A Minor Musing About Rounds Not Relasing Records

David Montgomery points to a Daily Caller story about Mike Rounds refusing an unnamed Democratic group's request for
“all official correspondence, including electronic, from or on behalf of Governor Marion Michael Rounds” during his time in office, “records relating to the Capitol 4th Floor renovation project and Governor’s mansion proposal,” “records relating to DUSEL (Deep Underground Science and Engineering Lab) at Homestake Mine,” “correspondence regarding inmate files,” and “monthly reports from the Office of Executive Management.”
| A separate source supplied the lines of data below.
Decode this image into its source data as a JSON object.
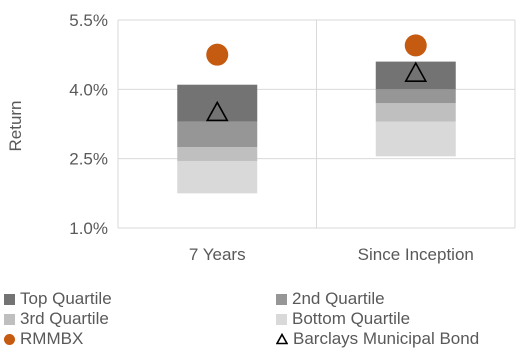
{
  "chart_data": {
    "type": "floating-bar",
    "ylabel": "Return",
    "ylim": [
      1.0,
      5.5
    ],
    "y_ticks": [
      "1.0%",
      "2.5%",
      "4.0%",
      "5.5%"
    ],
    "y_tick_values": [
      1.0,
      2.5,
      4.0,
      5.5
    ],
    "categories": [
      "7 Years",
      "Since Inception"
    ],
    "series": [
      {
        "name": "Bottom Quartile",
        "color": "#d9d9d9",
        "ranges": [
          [
            1.75,
            2.45
          ],
          [
            2.55,
            3.3
          ]
        ]
      },
      {
        "name": "3rd Quartile",
        "color": "#bfbfbf",
        "ranges": [
          [
            2.45,
            2.75
          ],
          [
            3.3,
            3.7
          ]
        ]
      },
      {
        "name": "2nd Quartile",
        "color": "#969696",
        "ranges": [
          [
            2.75,
            3.3
          ],
          [
            3.7,
            4.0
          ]
        ]
      },
      {
        "name": "Top Quartile",
        "color": "#737373",
        "ranges": [
          [
            3.3,
            4.1
          ],
          [
            4.0,
            4.6
          ]
        ]
      }
    ],
    "markers": [
      {
        "name": "RMMBX",
        "shape": "circle",
        "color": "#c55a11",
        "values": [
          4.75,
          4.95
        ]
      },
      {
        "name": "Barclays Municipal Bond",
        "shape": "triangle",
        "color": "#000000",
        "values": [
          3.5,
          4.35
        ]
      }
    ],
    "grid": true,
    "legend_position": "bottom"
  },
  "legend": [
    {
      "label": "Top Quartile",
      "shape": "square",
      "color": "#737373"
    },
    {
      "label": "2nd Quartile",
      "shape": "square",
      "color": "#969696"
    },
    {
      "label": "3rd Quartile",
      "shape": "square",
      "color": "#bfbfbf"
    },
    {
      "label": "Bottom Quartile",
      "shape": "square",
      "color": "#d9d9d9"
    },
    {
      "label": "RMMBX",
      "shape": "circle",
      "color": "#c55a11"
    },
    {
      "label": "Barclays Municipal Bond",
      "shape": "triangle",
      "color": "#000000"
    }
  ]
}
Montgomery also reminds his readers that South Dakota's public records laws are rather abysmal:
But this issue illustrates the different world a U.S. Senate campaign is compared to a gubernatorial campaign. South Dakotans may not have cared very much when the Argus Leader reported on how limited our state’s open records laws are. But nationally, most states and the federal government make FAR more information available to the public than does South Dakota. The law letting Mike Rounds keep his official correspondence private may seem normal to some South Dakotans, but to outsiders it looks like he’s being secretive and hiding things.
Even under Gov. Dennis Daugaard, Rounds’ successor (and ally) who is much more favorable to open government, it’s been a very slow slog expanding open government laws in South Dakota. A commission convened by Daugaard and Attorney General Marty Jackley proposed eight new laws last year. Half of them — including some of the most significant, such as a bill opening up police mug shots to the public as they are in almost every other state — were defeated in the Legislature despite backing from Daugaard and Jackley.
So welcome to South Dakota, national reporters. It’s a whole new world here.
The Daily Caller article has a short paragraph that may reveal a Rounds character flaw, stubbornness:
Skjonsberg said that he expects Rounds to similarly deny all other open-records requests as the campaign carries on.
This request clearly looks like a fishing expedition, but someone will be able to frame more specific future requests that will make a refusal appear as if Rounds has something to hide. Refusing for the sake of refusing may cause Rounds a little more trouble than whatever oppo research will find in what he releases.